This means cube-mode images **always** take the `CubeMajorCycleAlgorithm`
path — even with `nchan=1` — because `mode.contains("cube")` is true.
The `CubeMajorCycleAlgorithm` runs a different gridding code path than
the non-cube `runMajorCycle`, and also handles all PSF/residual
normalization internally (gatherpsfweight, dividepsfbyweight, etc.).

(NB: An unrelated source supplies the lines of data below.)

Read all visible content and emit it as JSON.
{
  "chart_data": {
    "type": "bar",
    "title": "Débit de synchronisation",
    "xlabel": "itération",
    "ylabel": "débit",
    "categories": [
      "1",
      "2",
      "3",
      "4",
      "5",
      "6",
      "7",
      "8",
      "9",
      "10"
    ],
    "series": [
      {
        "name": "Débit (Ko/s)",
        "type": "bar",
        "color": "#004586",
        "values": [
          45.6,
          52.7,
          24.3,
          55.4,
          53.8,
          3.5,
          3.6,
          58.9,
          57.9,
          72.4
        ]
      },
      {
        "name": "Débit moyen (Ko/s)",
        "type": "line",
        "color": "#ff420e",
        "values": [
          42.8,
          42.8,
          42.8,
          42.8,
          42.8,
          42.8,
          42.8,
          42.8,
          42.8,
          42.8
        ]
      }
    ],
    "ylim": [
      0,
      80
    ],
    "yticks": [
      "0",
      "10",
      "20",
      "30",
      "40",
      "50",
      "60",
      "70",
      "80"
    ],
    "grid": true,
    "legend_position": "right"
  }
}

**pclean must NOT call `setcubegridding(False)` for single-channel
subcubes.**  Disabling cube gridding switches to the non-cube
`runMajorCycle` path, producing fundamentally different gridded
visibilities and causing residual flux errors of 3×–21× compared to
the result from the same data imaged with cube gridding enabled.
This was verified empirically (2026-03-11) by comparing serial pclean
(nchan=1, cube gridding disabled) against tclean (nchan=1, default cube
gridding enabled).

This applies regardless of whether the MS is backed by standard CTDS or
ADIOS2 storage managers.  Cube gridding is always left at the C++
default (enabled).

The only place pclean calls `setcubegridding(False)` is in
`partition._resolve_frequency_grid()`, which creates a throwaway
tiny-image synthesisimager purely to resolve the spectral coordinate
grid — not for science imaging.